Kate Kaplan, who's a fantastic cognitive behavioral therapist now and a clinical psychologist, looked a little bit at the data and others have looked at this too.
When you examine what people were asking those patients, where there is this conclusion that patients with depression can sleep too long, really what they were asking in those studies was what time do you go to bed and what time do you wake up?
And there, what you clearly find is that people with depression will be in bed for significantly longer periods of time.
And the inference there, and you could argue almost the conflation, is that if you're in bed for longer, then you're sleeping for longer, and therefore depression is a condition of hypersomnia.

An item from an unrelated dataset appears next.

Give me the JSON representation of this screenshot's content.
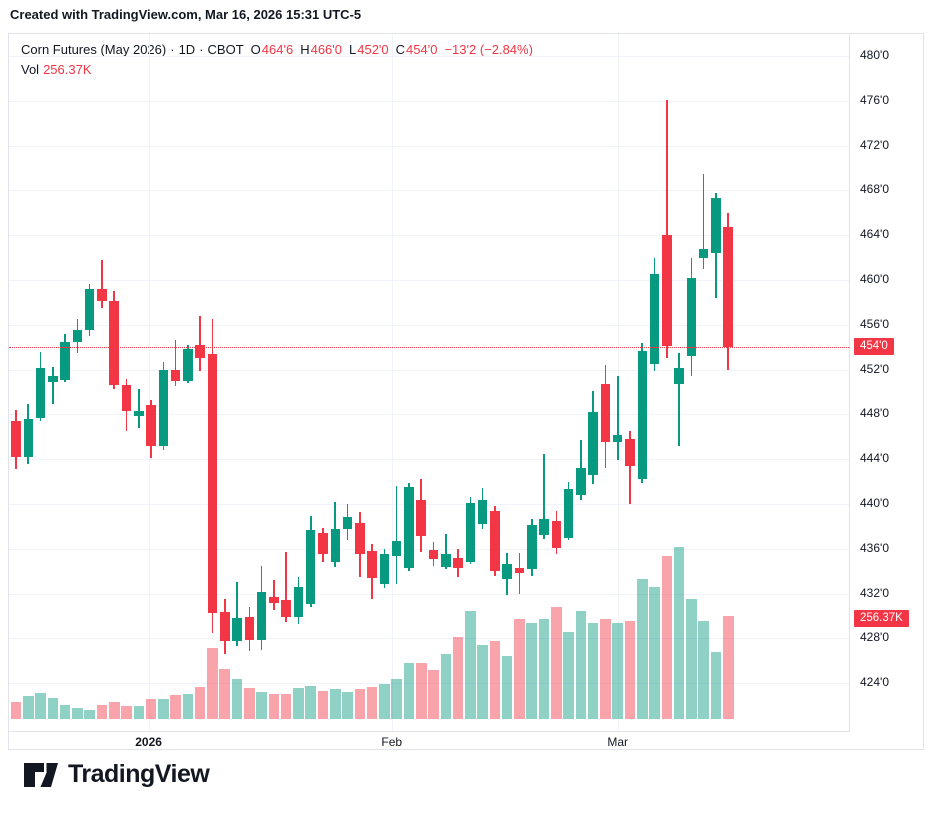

But when people looked at this a little bit more in a nuanced way and asked a different question, what time did you go to sleep and what time did you wake up?
that hypersomnia phenomenon is nowhere near as strong as you would have been led to believe otherwise from the, what time did you go to bed?
And what time did you wake up?
And I think part of the reason comes back to depression as a condition.
When you think about depression, one of the aspects, one of the features is that you're depressed to the point where you just don't want to interact with the world.